El Club Atlético Los Andes concretó un papelón histórico en la Copa Argentina. Y es que este miércoles debía enfrentar a Tigre en el estadio del Deportivo Morón y sin público. Sin embargo, decidió no presentarse en reclamo a la organización del partido y más que nada, a la seguridad del mismo. Escándalo inédito en la competencia.
La entidad de Lomas de Zamora había preanunciado con horas de antelación cuál sería su postura en esta trama de novela que se inició en la tarde-noche del martes, cuando el Municipio de Lanús rechazó la posibilidad de que el cotejo se desarrolle dentro de su jurisdicción argumentando el “alto riesgo” que implicaba recibir parcialidades de ambos equipos en el estadio Néstor Díaz Pérez.
“Ante la imposibilidad de asistencia de los y las hinchas Milrayitas, Los Andes mantiene su postura expresada (el martes último) a las autoridades: nuestro club no irá donde no pueda ir su gente” exhibió el comunicado publicado en sus diferentes redes sociales.
Por ello, el plantel que dirige el entrenador Marcelo Franchini, practicó esta mañana en el predio de Villa Albertina y luego los jugadores quedaron liberados, sin la obligación de volver a juntarse para acudir al estadio Nuevo Francisco Urbano, que debía albergar el cotejo, a partir de las 20.00.
Es más, el goleador del equipo que transita por los últimos lugares en el campeonato Apertura de la Primera B Metropolitana, Jonathan Morán, ensayó una fuerte crítica respecto del comportamiento de sus colegas del 'Matador'.
“Los (clubes) de Primera División siempre tienen ventaja. En su momento tuvimos que suspender porque ellos (Tigre) estaba jugando la final de la Copa de la Liga. Ahora me da bronca e impotencia que Tigre no se solidarice con nosotros. Los partidos hay que ganarlos en la cancha”, descerrajó el exjugador de Barracas Central.
“A nosotros nos cambiaron todo de un día para el otro. Primero nos dijeron que se había suspendido, después que se jugaba.
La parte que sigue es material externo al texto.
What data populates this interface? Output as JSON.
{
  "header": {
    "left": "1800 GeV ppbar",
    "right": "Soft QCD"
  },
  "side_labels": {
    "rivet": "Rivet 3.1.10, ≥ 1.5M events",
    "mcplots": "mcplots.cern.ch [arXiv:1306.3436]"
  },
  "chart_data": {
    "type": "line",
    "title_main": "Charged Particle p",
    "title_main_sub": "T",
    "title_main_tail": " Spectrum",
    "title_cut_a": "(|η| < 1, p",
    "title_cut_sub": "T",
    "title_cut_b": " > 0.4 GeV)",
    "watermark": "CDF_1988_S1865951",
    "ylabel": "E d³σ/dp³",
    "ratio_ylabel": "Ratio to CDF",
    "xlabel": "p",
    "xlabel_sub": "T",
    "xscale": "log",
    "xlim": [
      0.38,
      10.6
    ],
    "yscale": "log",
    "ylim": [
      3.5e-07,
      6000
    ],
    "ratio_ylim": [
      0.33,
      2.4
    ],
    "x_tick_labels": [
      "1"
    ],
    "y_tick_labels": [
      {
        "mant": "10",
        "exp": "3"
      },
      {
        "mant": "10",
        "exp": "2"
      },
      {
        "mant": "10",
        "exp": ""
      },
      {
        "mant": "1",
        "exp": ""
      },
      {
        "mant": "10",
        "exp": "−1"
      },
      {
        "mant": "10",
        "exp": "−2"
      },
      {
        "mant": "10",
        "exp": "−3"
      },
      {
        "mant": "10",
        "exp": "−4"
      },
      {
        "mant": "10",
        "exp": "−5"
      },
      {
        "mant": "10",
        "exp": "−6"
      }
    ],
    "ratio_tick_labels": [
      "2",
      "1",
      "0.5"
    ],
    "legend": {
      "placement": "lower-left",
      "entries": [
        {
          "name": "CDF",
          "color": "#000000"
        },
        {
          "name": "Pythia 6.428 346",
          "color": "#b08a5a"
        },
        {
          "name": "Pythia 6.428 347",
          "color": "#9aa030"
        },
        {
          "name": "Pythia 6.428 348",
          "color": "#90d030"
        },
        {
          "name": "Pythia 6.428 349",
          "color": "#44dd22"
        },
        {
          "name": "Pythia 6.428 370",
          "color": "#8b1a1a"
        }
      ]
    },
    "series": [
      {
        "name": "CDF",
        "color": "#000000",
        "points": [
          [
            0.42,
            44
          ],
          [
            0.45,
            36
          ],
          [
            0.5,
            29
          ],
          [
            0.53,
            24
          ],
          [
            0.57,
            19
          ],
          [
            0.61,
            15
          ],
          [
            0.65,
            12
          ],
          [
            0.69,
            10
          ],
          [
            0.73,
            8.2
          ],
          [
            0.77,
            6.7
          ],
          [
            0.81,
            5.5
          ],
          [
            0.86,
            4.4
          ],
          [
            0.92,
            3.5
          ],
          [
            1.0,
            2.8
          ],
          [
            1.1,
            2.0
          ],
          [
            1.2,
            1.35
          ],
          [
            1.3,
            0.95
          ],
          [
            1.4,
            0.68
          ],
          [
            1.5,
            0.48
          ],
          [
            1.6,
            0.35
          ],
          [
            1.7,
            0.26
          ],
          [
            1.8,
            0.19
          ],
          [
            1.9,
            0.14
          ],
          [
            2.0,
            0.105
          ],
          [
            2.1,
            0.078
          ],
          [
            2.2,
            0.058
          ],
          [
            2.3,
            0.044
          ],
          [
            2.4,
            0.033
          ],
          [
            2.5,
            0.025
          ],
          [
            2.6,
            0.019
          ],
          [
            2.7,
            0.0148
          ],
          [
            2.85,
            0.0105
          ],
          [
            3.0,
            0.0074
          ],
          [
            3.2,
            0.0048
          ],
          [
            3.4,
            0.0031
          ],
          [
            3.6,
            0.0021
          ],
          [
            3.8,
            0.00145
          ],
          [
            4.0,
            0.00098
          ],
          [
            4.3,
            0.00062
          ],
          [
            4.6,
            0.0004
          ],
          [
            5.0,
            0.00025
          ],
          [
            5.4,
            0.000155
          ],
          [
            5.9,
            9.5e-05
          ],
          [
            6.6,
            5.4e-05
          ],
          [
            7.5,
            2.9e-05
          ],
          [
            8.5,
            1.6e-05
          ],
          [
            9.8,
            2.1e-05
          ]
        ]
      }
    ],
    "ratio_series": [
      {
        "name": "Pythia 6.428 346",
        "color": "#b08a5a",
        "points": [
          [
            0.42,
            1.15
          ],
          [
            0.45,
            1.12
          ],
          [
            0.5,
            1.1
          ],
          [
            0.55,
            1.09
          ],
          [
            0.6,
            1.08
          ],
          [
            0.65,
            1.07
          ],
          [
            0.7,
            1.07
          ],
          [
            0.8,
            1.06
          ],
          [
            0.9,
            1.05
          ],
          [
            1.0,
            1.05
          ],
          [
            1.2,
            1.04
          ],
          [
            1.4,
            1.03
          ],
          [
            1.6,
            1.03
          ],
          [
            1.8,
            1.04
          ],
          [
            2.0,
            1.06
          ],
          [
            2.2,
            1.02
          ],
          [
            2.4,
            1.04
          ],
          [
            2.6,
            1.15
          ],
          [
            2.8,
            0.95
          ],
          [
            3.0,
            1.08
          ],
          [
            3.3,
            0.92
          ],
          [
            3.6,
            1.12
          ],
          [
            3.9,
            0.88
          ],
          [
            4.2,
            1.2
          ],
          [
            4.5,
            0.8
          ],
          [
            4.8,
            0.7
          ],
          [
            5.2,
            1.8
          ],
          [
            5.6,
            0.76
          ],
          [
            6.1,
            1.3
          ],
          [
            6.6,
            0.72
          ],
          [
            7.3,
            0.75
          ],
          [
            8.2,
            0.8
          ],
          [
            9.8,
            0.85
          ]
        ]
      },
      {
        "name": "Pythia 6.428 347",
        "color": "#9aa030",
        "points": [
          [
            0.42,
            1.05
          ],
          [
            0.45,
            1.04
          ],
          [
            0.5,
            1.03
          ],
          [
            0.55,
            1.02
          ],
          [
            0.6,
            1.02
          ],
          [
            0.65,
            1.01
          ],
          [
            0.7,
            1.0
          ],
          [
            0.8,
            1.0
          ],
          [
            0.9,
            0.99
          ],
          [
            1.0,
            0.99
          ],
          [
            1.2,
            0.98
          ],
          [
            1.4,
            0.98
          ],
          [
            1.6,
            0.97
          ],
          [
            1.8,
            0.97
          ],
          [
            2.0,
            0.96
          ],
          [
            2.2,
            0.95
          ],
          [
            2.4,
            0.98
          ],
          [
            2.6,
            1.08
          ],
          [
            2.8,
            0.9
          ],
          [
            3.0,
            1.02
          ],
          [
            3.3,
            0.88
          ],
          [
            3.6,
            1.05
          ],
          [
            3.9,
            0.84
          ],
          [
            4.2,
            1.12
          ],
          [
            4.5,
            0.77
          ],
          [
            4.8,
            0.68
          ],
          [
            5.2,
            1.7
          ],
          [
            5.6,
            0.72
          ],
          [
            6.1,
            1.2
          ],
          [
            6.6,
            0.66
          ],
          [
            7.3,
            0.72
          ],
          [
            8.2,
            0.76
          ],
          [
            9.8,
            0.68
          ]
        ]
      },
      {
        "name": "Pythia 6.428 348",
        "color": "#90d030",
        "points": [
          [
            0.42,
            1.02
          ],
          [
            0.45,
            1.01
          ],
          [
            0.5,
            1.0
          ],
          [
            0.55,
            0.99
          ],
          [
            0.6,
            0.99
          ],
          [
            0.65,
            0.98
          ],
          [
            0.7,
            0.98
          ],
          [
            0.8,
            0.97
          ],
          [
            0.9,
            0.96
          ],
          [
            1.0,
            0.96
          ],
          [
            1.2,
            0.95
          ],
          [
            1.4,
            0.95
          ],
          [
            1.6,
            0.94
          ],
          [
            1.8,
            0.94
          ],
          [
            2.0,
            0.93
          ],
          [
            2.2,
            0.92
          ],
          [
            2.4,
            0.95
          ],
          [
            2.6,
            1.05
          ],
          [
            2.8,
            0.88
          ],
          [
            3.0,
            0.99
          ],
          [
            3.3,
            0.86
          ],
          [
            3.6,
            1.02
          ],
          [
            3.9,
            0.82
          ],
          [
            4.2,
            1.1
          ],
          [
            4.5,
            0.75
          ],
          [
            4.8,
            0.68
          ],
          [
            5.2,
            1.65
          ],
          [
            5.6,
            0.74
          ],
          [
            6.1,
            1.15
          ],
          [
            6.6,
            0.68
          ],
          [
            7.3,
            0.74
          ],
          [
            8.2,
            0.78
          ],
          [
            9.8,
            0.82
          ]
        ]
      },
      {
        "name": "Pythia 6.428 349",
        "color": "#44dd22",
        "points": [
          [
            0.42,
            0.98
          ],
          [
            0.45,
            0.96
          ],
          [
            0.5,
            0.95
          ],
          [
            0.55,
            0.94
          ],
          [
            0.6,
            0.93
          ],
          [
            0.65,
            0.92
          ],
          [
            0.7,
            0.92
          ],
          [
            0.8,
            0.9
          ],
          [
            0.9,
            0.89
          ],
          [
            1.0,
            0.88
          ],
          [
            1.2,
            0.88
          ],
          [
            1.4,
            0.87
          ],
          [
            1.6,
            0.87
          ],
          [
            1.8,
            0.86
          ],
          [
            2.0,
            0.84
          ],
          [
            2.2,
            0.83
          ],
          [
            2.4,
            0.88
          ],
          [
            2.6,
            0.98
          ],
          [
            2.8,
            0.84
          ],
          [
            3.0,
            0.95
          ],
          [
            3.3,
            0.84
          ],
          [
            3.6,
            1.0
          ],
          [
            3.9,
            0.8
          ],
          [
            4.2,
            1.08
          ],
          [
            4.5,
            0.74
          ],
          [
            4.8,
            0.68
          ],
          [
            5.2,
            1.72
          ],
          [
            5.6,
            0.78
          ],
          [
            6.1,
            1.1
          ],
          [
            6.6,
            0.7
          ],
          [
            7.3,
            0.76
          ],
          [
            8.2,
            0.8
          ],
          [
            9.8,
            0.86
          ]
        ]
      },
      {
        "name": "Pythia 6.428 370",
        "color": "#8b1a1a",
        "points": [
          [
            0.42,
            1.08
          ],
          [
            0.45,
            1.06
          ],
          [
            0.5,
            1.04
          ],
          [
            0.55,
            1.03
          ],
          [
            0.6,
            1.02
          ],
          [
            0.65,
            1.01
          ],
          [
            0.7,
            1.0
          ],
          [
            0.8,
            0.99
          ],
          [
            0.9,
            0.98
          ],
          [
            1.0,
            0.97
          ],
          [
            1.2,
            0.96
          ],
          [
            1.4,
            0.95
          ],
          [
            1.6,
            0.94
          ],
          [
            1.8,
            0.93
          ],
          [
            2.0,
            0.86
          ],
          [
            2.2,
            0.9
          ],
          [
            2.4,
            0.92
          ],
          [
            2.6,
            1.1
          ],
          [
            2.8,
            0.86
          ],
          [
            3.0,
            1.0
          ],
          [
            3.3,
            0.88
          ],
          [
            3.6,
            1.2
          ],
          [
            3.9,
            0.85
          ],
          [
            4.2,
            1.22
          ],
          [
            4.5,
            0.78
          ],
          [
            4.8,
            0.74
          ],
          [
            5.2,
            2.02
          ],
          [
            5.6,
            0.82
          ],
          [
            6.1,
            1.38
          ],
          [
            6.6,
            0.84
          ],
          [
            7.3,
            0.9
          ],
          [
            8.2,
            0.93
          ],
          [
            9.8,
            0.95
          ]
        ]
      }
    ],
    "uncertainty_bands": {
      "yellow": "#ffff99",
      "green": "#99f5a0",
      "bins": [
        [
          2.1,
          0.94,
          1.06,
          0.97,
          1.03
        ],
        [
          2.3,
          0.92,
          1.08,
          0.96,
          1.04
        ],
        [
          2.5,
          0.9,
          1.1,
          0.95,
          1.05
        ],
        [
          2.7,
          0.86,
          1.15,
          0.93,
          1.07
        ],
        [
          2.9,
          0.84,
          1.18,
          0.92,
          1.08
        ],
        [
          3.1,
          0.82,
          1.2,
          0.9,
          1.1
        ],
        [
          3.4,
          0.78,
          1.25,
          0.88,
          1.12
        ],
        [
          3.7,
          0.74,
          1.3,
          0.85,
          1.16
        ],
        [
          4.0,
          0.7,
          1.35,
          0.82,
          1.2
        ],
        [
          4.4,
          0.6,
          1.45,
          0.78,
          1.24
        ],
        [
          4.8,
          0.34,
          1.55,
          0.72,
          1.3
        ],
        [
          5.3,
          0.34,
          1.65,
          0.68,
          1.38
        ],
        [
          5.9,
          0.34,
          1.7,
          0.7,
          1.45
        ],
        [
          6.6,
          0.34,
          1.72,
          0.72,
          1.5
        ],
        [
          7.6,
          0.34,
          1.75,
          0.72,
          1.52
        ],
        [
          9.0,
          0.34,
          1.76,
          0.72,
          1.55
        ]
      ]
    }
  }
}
Vamos a respetar la decisión del club de no jugar”, sostuvo Morán.
“A nosotros nos importa el torneo de la Primera B Metropolitana. A esta altura, la Copa Argentina no nos va ni nos viene”, aseveró el atacante en declaraciones al portal 'Deportes del sur'.
Así las cosas, Tigre no se plegó a la pretendida solidaridad y cumplió con la formalidad de acudir al estadio de Deportivo Morón, para firmar planilla ante el árbitro Lucas Comesaña.
De hecho, el director técnico Diego Martínez hasta eligió a los once titulares que debían asumir el compromiso que no se realizó y que –ahora- ya deviene en una de las anécdotas más ridículas de la historia de la Copa Argentina.
Una vez pasado el período de tiempo estipulado, el árbitro Comesaña mandó a los vestuarios al equipo de Victoria y confeccionó el informe para que el Tribunal de Disciplina de AFA resuelva en consecuencia. Tal como se prevé, Tigre avanzará de ronda y se medirá en la siguiente instancia con Deportivo Madryn, que dejó en el camino a Huracán.